1,900 Columns Later: Time for a Pause

For Release Sunday, October 6, 2013
© 2013 Washington Post Writers Group

Thirty-eight years ago I began a newspaper column focused on the states and cities of America.

The first of the weekly articles appeared in February 1975. Next week, close to 1,900 columns later, I’ll write the last.

A new project awaits me (more about that below). But it’s also time for a change. The journalistic world of 1975 was markedly different from today’s. Newspapers were in their heyday, featuring scores of columns on every topic from national politics to advice for the lovelorn.

But no national column had ever focused on America’s 50 states and their cities, analyzing the issues, the politics, the conditions they faced.

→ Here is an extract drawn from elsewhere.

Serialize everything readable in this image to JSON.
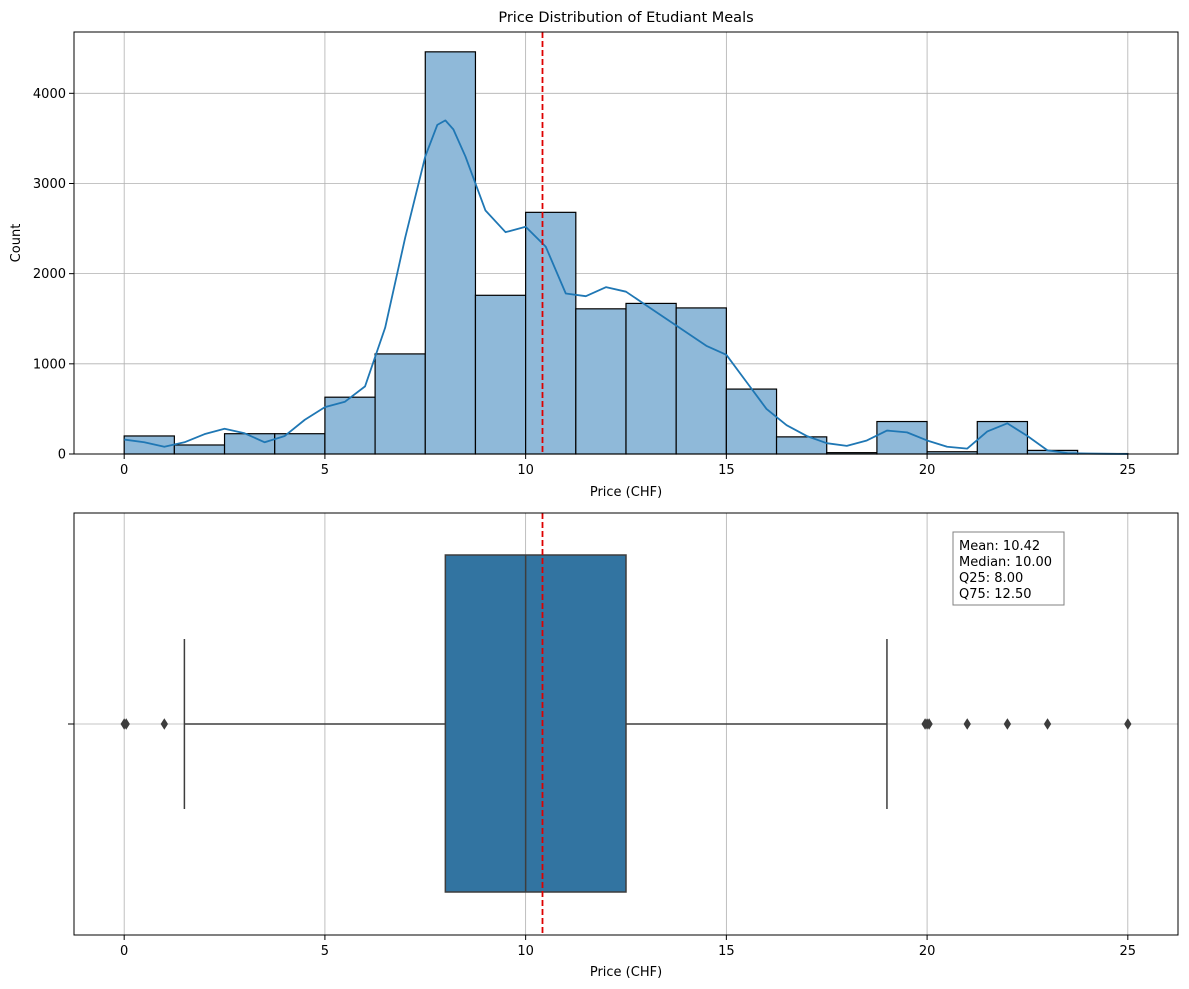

I decided the timing was right. I had just traveled to all 50 states, interviewing in each the governors, mayors, industrialists, labor leaders, citizen activists and more in preparation for a book series that concluded with The Book of America: Inside Fifty States Today. Everywhere I had asked: What makes this state or city distinctive? What’s the politics like, the tone and temper of public life, the economy, culture, living conditions?

But even if I was convinced the time was ripe for a column focused on state-local issues, the syndicates were skeptical. So I stepped out on the plank and took a gamble. I wrote to the editors I had met across the country, promising a column a week and asking for a check for any they printed. My kids grumbled but agreed to collate, staple, fold, stuff envelopes, attach address stickers and stamps.